(Vatican Radio) Pope Francis’ recently-released Encyclical ‘Laudato si’ includes practical suggestions aimed at influencing government policies regarding climate change.
Daniel LeBlanc is a non-governmental organization (NGO) representative at the United Nations in New York for the Missionary Oblates of Mary Immaculate (OMI) and VIVAT International.
The Oblates of Mary Immaculate are a world-wide, missionary religious congregation of priests and brothers founded in 1816 by St. Eugene de Mazenod in southern France to preach the gospel to the poor and most abandoned. Their nearly 4,000 members are present in 67 counties.
VIVAT International, founded in 2000, is an NGO in Consultative Status with the Economic and Social Council of the United Nations and is comprised of 12 member Congregations.
Canadian-born Oblate priest, Father Daniel LeBlanc, spent almost 30 years of his missionary life in Peru before being tasked to the Congregation’s General Administration to represents both the Oblates and VIVAT at the UN.
Devin Watkins asked him how the Encyclical is affecting his advocacy work at the United Nations.

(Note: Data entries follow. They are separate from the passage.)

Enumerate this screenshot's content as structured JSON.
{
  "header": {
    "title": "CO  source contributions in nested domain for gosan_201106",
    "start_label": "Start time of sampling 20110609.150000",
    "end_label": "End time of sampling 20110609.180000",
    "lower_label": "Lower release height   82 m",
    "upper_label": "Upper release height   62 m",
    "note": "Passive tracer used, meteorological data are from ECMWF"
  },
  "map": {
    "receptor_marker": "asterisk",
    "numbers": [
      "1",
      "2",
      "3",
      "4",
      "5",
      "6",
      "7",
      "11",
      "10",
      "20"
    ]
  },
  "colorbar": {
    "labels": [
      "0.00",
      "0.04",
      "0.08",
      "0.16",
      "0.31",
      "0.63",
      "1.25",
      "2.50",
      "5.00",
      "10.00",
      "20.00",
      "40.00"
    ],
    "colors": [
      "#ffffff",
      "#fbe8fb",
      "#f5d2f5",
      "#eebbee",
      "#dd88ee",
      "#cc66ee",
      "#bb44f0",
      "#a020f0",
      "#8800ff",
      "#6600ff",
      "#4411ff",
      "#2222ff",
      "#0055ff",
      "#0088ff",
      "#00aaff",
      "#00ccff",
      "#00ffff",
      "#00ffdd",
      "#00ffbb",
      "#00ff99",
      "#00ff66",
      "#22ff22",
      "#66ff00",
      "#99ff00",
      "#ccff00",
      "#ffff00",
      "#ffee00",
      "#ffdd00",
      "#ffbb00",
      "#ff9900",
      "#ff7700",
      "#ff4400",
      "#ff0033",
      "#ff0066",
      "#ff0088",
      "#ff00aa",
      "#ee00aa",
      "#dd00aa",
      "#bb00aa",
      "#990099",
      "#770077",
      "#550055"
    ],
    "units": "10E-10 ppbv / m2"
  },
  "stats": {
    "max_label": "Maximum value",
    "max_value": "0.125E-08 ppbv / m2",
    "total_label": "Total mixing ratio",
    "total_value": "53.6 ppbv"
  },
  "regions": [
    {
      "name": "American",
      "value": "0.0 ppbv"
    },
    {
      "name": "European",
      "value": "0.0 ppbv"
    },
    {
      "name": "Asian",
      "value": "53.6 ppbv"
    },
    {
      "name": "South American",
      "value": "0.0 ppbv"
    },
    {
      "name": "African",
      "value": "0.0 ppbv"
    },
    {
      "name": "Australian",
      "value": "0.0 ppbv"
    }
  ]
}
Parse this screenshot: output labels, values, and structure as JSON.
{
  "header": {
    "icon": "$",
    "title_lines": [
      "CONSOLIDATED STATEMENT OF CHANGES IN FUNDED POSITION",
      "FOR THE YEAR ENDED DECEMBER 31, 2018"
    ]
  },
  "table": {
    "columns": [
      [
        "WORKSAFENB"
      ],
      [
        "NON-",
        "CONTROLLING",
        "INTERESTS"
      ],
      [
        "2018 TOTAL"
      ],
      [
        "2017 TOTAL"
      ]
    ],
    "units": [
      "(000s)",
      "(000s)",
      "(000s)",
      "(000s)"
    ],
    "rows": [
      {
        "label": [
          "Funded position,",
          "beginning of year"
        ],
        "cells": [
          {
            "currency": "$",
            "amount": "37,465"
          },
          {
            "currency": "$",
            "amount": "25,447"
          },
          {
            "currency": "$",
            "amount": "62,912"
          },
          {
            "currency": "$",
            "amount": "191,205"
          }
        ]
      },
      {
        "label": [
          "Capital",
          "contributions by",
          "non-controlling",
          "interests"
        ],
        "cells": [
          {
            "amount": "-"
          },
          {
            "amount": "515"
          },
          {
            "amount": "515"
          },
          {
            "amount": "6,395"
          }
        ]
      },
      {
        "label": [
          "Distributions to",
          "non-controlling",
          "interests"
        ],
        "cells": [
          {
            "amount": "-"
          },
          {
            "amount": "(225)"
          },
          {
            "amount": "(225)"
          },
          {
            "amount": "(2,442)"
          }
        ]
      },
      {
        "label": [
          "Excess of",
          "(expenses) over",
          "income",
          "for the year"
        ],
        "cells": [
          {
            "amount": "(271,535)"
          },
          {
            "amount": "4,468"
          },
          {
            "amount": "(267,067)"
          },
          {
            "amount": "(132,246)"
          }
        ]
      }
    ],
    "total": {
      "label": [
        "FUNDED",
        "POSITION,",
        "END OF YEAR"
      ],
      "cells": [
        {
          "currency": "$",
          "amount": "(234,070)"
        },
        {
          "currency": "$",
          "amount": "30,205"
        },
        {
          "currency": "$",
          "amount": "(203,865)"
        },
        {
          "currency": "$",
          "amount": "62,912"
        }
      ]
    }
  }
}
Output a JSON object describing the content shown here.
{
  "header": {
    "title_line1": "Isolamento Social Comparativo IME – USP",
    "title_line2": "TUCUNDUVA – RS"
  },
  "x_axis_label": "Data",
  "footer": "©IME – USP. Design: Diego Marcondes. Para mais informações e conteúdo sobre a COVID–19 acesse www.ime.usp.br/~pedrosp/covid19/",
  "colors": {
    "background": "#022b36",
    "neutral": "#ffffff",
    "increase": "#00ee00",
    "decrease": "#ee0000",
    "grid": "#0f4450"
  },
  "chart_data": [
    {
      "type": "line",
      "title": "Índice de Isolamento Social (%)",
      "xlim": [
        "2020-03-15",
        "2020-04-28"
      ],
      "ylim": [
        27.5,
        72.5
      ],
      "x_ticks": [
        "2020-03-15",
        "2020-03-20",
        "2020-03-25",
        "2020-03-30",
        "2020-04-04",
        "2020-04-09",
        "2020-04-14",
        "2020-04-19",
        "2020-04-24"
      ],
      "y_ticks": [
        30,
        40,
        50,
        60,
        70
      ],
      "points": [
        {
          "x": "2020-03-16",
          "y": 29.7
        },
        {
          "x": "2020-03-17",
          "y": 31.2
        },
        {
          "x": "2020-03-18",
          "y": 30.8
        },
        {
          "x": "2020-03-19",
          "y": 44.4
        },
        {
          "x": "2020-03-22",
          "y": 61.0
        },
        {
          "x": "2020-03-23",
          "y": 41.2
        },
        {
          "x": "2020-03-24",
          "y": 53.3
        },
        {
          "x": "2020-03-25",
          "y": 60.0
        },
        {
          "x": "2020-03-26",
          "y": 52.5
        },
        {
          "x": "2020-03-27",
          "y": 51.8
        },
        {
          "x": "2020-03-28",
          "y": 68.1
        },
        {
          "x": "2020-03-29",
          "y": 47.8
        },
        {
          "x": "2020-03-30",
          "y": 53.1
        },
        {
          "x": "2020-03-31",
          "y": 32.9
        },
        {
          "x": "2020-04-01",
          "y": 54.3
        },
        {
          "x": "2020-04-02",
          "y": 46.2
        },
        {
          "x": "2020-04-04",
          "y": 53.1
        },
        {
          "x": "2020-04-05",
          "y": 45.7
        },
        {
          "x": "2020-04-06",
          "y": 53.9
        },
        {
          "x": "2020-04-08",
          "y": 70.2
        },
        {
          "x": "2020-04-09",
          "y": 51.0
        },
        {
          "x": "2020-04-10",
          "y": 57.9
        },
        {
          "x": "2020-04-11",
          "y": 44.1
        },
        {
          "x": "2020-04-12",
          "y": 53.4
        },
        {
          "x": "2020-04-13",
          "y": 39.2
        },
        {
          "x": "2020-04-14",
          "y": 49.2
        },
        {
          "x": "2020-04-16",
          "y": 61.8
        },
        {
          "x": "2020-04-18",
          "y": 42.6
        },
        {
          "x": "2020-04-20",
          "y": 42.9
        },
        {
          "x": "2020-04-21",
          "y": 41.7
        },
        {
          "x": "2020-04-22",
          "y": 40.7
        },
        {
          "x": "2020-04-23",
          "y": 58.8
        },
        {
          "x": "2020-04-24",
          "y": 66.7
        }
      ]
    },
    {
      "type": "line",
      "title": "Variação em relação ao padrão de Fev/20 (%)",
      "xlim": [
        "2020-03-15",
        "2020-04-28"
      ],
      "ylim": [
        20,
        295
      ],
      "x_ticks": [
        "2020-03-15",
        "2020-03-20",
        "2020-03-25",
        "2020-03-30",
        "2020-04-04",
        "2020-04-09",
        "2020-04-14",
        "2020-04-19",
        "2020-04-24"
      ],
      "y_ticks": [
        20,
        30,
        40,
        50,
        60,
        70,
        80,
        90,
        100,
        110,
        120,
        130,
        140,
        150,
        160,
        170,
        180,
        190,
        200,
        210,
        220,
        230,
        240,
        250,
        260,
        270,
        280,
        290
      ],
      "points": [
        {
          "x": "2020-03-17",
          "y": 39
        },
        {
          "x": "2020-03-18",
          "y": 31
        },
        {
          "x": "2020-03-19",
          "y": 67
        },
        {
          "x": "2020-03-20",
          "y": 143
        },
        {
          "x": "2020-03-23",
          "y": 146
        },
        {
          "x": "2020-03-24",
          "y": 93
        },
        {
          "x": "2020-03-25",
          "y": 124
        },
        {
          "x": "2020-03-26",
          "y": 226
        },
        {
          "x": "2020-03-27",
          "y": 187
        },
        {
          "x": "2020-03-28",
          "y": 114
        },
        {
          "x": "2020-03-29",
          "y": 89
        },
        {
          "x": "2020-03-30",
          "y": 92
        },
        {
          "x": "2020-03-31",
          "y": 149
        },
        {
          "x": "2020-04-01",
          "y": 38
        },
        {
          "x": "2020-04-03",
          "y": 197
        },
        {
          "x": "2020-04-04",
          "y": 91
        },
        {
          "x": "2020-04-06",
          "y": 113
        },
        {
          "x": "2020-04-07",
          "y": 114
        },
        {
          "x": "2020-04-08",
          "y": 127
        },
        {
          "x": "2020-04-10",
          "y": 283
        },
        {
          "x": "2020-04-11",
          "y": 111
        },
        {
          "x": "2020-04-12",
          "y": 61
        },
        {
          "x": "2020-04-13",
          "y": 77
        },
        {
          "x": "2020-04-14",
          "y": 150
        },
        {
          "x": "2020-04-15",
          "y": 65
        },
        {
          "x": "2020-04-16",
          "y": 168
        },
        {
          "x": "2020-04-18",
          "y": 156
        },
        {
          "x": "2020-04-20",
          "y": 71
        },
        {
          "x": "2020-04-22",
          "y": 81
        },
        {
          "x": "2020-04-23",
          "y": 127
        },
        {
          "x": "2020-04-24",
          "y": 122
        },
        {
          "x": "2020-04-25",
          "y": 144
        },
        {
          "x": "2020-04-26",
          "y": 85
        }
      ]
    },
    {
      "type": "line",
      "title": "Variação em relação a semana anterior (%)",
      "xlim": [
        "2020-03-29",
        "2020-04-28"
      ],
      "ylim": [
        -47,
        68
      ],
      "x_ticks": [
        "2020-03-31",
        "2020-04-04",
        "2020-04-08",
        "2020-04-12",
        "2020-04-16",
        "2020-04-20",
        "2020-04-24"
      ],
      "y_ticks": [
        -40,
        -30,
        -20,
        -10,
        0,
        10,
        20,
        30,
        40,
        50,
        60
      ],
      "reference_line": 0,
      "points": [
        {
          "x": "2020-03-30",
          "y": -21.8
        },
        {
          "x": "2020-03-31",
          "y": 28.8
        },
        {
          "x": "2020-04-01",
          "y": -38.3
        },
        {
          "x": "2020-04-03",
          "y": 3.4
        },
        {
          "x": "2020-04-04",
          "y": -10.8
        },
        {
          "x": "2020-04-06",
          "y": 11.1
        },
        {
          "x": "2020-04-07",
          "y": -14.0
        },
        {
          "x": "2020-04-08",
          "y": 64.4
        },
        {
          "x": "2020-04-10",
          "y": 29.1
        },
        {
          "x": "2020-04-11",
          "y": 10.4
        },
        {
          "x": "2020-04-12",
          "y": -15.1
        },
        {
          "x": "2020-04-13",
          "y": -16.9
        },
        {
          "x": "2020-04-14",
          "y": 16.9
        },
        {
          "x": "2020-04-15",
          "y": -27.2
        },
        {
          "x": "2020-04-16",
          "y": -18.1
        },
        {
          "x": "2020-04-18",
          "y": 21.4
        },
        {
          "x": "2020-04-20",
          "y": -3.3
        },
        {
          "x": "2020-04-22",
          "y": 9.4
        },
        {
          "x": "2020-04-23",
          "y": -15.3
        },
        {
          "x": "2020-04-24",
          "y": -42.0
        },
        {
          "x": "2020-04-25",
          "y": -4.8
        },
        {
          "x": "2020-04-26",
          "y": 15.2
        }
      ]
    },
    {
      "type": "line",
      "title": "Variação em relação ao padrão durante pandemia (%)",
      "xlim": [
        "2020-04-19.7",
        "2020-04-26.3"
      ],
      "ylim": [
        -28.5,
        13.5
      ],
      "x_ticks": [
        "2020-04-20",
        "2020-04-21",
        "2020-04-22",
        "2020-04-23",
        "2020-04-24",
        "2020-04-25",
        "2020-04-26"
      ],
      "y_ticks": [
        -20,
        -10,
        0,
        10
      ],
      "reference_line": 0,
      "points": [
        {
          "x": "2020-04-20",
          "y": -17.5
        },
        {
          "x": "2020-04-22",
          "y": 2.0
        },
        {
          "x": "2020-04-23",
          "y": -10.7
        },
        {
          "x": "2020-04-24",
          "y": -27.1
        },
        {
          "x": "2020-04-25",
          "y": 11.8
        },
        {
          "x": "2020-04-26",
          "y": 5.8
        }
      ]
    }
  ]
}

Listen to Daniel LeBlanc’s full interview with Devin Watkins:
Drawing on his missionary work in Latin America, Fr. LeBlanc notes a "growing consciousness of indigenous peoples and their rights and their relationship both social and spiritual to the Earth". The development seen in the Encyclical originates in a "long, progressive development in the Latin American Bishops' Conferences".
As an observer to the UN, Fr. LeBlanc sees an "openness" toward Laudato si' among politicians and representatives of governments, but that "when it comes down to negotiating they often mention to us that their personal way of seeing things and feelings may not come through very much because they have to represent their governments' position. And the political position really often comes in opposition to what we who work in the Justice, Peace, and Development area would like."
Fr. LeBlanc asserts that larger countries "know and understand that they have a responsibility to helping developing countries, but they don't find it at all easy to commit to anything." Pope Francis, he said, "mentions this in the Encyclical, that one of the difficulties is the political realm, because political leaders are elected for a short period of time [...] while what we are talking about here, what Pope Francis is talking about, is a long-term relationship of the human being with his and her environment".
Fr. LeBlanc says that, despite the gap between political shortsightedness and the long-term vision of Pope Francis, there is hope for change. "Apart from the political realm, which is going to be maybe a little more difficult", he says, "from the business perspective, there are more and more business leaders who are coming to realize -- thanks in great part to the work of members of the Church, especially religious congregations in working with the business sector to help them realize that doing the right thing may be just as or more profitable than doing the wrong thing."
Concluding, he says that "Pope Francis seems to insist much more on renewable energy and on recycling what has already been taken from the ground, the sea, and the air."